Zum einen liegen jene Vorfälle, derentwegen er ausgereist sein will, mindestens zehn Jahre zurück, weshalb es sehr unwahrscheinlich ist, dass die ehemaligen Verfolger noch immer den Antragsteller im Visier haben und landesweit nach ihm suchen (vgl. BayVGH, U.v. 21.6.2013 – 13a B 12.30170 – juris Rn. 29 zu einem Zeitraum von drei bzw. fünf Jahren). Zum andern ist mit dem Urteil des Verwaltungsgerichts München vom 9. September 2013(dort Gründe Seite 14) bereits unanfechtbar festgestellt, dass dem Antragsteller jedenfalls landesweit keine Verfolgung wegen jener Ereignisse mehr droht, die ihn zur Flucht veranlasst haben sollen.
Rekrutierungsversuche der Taliban gibt es, freilich nur in den von ihnen beherrschten Landesteilten, in die der Antragsteller nicht zu gehen gezwungen ist. Die darüber hinaus behauptete Gefahr sexueller Übergriffe ist in keiner Weise substantiiert dargetan und dem Gericht auch nicht als rechtlich relevante Gefährdung junger Männer bekannt.

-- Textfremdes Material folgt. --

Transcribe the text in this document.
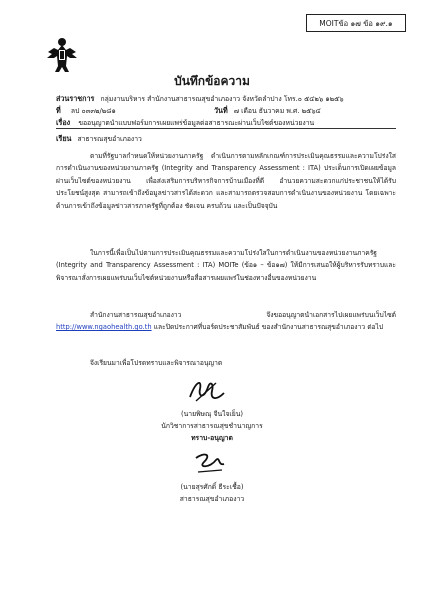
MOITข้อ ๑๗ ข้อ ๑๙.๑
บันทึกข้อความ
ส่วนราชการ กลุ่มงานบริหาร สำนักงานสาธารณสุขอำเภองาว จังหวัดลำปาง โทร.๐ ๕๔๒๖ ๑๒๕๖
ที่ ลป ๐๓๓๒/๒๘๑	วันที่ ๗ เดือน ธันวาคม พ.ศ. ๒๕๖๔
เรื่อง ขออนุญาตนำแบบฟอร์มการเผยแพร่ข้อมูลต่อสาธารณะผ่านเว็บไซต์ของหน่วยงาน
เรียน สาธารณสุขอำเภองาว
ตามที่รัฐบาลกำหนดให้หน่วยงานภาครัฐ ดำเนินการตามหลักเกณฑ์การประเมินคุณธรรมและความโปร่งใสการดำเนินงานของหน่วยงานภาครัฐ (Integrity and Transparency Assessment : ITA) ประเด็นการเปิดเผยข้อมูลผ่านเว็บไซต์ของหน่วยงาน เพื่อส่งเสริมการบริหารกิจการบ้านเมืองที่ดี อำนวยความสะดวกแก่ประชาชนให้ได้รับประโยชน์สูงสุด สามารถเข้าถึงข้อมูลข่าวสารได้สะดวก และสามารถตรวจสอบการดำเนินงานของหน่วยงาน โดยเฉพาะด้านการเข้าถึงข้อมูลข่าวสารภาครัฐที่ถูกต้อง ชัดเจน ครบถ้วน และเป็นปัจจุบัน
ในการนี้เพื่อเป็นไปตามการประเมินคุณธรรมและความโปร่งใสในการดำเนินงานของหน่วยงานภาครัฐ (Integrity and Transparency Assessment : ITA) MOITe (ข้อ๑ – ข้อ๑๗) ให้มีการเสนอให้ผู้บริหารรับทราบและพิจารณาสั่งการเผยแพร่บนเว็บไซต์หน่วยงานหรือสื่อสารเผยแพร่ในช่องทางอื่นของหน่วยงาน
สำนักงานสาธารณสุขอำเภองาว จึงขออนุญาตนำเอกสารไปเผยแพร่บนเว็บไซต์ http://www.ngaohealth.go.th และปิดประกาศที่บอร์ดประชาสัมพันธ์ ของสำนักงานสาธารณสุขอำเภองาว ต่อไป
จึงเรียนมาเพื่อโปรดทราบและพิจารณาอนุญาต
(นายพิษณุ จีนใจเย็น)
นักวิชาการสาธารณสุขชำนาญการ
ทราบ-อนุญาต
(นายสุรศักดิ์ ธีระเชื้อ)
สาธารณสุขอำเภองาว
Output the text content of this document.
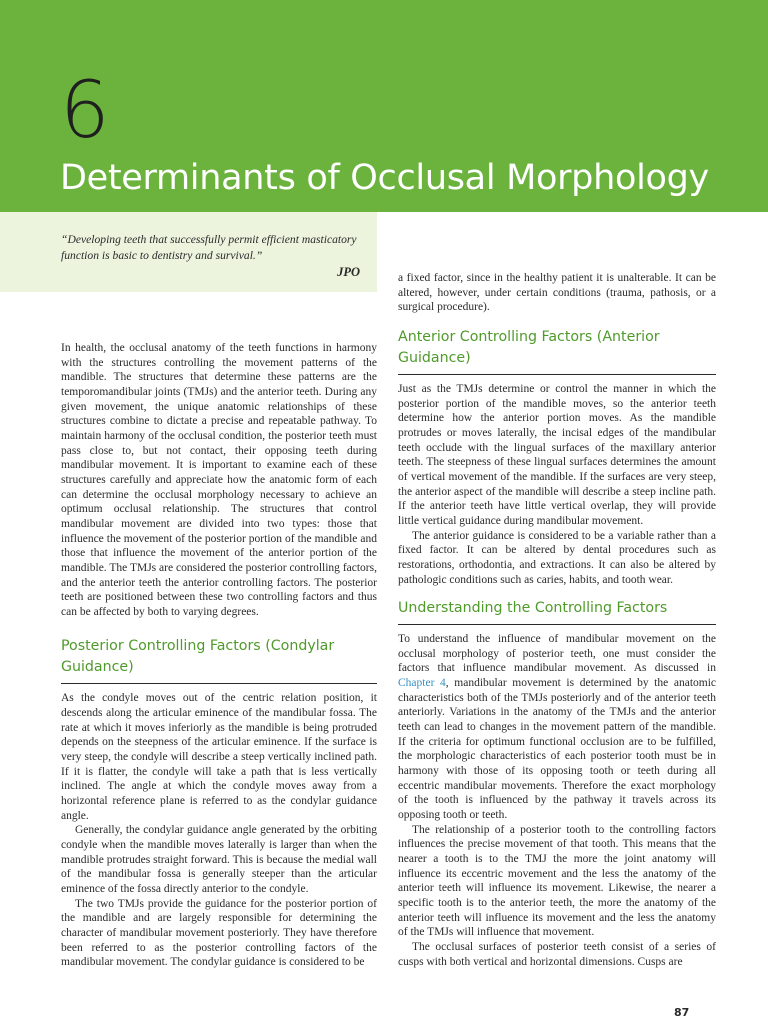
6
Determinants of Occlusal Morphology
“Developing teeth that successfully permit efficient masticatory function is basic to dentistry and survival.”
JPO

In health, the occlusal anatomy of the teeth functions in harmony with the structures controlling the movement patterns of the mandible. The structures that determine these patterns are the temporomandibular joints (TMJs) and the anterior teeth. During any given movement, the unique anatomic relationships of these structures combine to dictate a precise and repeatable pathway. To maintain harmony of the occlusal condition, the posterior teeth must pass close to, but not contact, their opposing teeth during mandibular movement. It is important to examine each of these structures carefully and appreciate how the anatomic form of each can determine the occlusal morphology necessary to achieve an optimum occlusal relationship. The structures that control mandibular movement are divided into two types: those that influence the movement of the posterior portion of the mandible and those that influence the movement of the anterior portion of the mandible. The TMJs are considered the posterior controlling factors, and the anterior teeth the anterior controlling factors. The posterior teeth are positioned between these two controlling factors and thus can be affected by both to varying degrees.

Posterior Controlling Factors (Condylar Guidance)

As the condyle moves out of the centric relation position, it descends along the articular eminence of the mandibular fossa. The rate at which it moves inferiorly as the mandible is being protruded depends on the steepness of the articular eminence. If the surface is very steep, the condyle will describe a steep vertically inclined path. If it is flatter, the condyle will take a path that is less vertically inclined. The angle at which the condyle moves away from a horizontal reference plane is referred to as the condylar guidance angle.

Generally, the condylar guidance angle generated by the orbiting condyle when the mandible moves laterally is larger than when the mandible protrudes straight forward. This is because the medial wall of the mandibular fossa is generally steeper than the articular eminence of the fossa directly anterior to the condyle.

The two TMJs provide the guidance for the posterior portion of the mandible and are largely responsible for determining the character of mandibular movement posteriorly. They have therefore been referred to as the posterior controlling factors of the mandibular movement. The condylar guidance is considered to be

a fixed factor, since in the healthy patient it is unalterable. It can be altered, however, under certain conditions (trauma, pathosis, or a surgical procedure).

Anterior Controlling Factors (Anterior Guidance)

Just as the TMJs determine or control the manner in which the posterior portion of the mandible moves, so the anterior teeth determine how the anterior portion moves. As the mandible protrudes or moves laterally, the incisal edges of the mandibular teeth occlude with the lingual surfaces of the maxillary anterior teeth. The steepness of these lingual surfaces determines the amount of vertical movement of the mandible. If the surfaces are very steep, the anterior aspect of the mandible will describe a steep incline path. If the anterior teeth have little vertical overlap, they will provide little vertical guidance during mandibular movement.

The anterior guidance is considered to be a variable rather than a fixed factor. It can be altered by dental procedures such as restorations, orthodontia, and extractions. It can also be altered by pathologic conditions such as caries, habits, and tooth wear.

Understanding the Controlling Factors

To understand the influence of mandibular movement on the occlusal morphology of posterior teeth, one must consider the factors that influence mandibular movement. As discussed in Chapter 4, mandibular movement is determined by the anatomic characteristics both of the TMJs posteriorly and of the anterior teeth anteriorly. Variations in the anatomy of the TMJs and the anterior teeth can lead to changes in the movement pattern of the mandible. If the criteria for optimum functional occlusion are to be fulfilled, the morphologic characteristics of each posterior tooth must be in harmony with those of its opposing tooth or teeth during all eccentric mandibular movements. Therefore the exact morphology of the tooth is influenced by the pathway it travels across its opposing tooth or teeth.

The relationship of a posterior tooth to the controlling factors influences the precise movement of that tooth. This means that the nearer a tooth is to the TMJ the more the joint anatomy will influence its eccentric movement and the less the anatomy of the anterior teeth will influence its movement. Likewise, the nearer a specific tooth is to the anterior teeth, the more the anatomy of the anterior teeth will influence its movement and the less the anatomy of the TMJs will influence that movement.

The occlusal surfaces of posterior teeth consist of a series of cusps with both vertical and horizontal dimensions. Cusps are

87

2.3 Auch die gesundheitlichen Probleme des Antragstellers führen nicht zum Wiederaufgreifen des Verfahrens auf Feststellung von Abschiebungsverboten. Das einzig vorgelegte Attest vom … Dezember 2016 genügt in keiner Weise jenen Anforderungen, die an solche Bescheinigungen zu stellen sind (etwa: BVerwG, U.v. 11.9.2007 – 10 C-8/07 – juris Rn. 15). Zudem geht es von offensichtlich falschen tatsächlichen Angaben des Antragstellers aus, indem bei der Anamnese angenommen wird, dieser habe sein Heimatland erst vor fünf Jahren verlassen und befinde sich noch im ersten Asylverfahren. Die Tatsache eines achtwöchigen stationären Aufenthalts in einer Klinik für Psychiatrie für sich allein sagt nichts über Anlass und Verlauf aus. Warum der mit Sicherheit vorhandene Entlassungsbericht nicht im Rahmen des gerichtlichen Verfahrens vorgelegt wurde, ist nicht nachvollziehbar. Schließlich fehlt jede belastbare Zukunftsprognose über den weiteren Verlauf der Erkrankung im Falle der Rückkehr des Antragstellers in sein Heimatland.
3. Der Antrag war daher mit der Kostenfolge des § 154 Abs. 1 VwGO abzulehnen. Gerichtskosten werden nicht erhoben (§ 83b AsylG).
Dieser Beschluss ist unanfechtbar (§ 80 AsylG).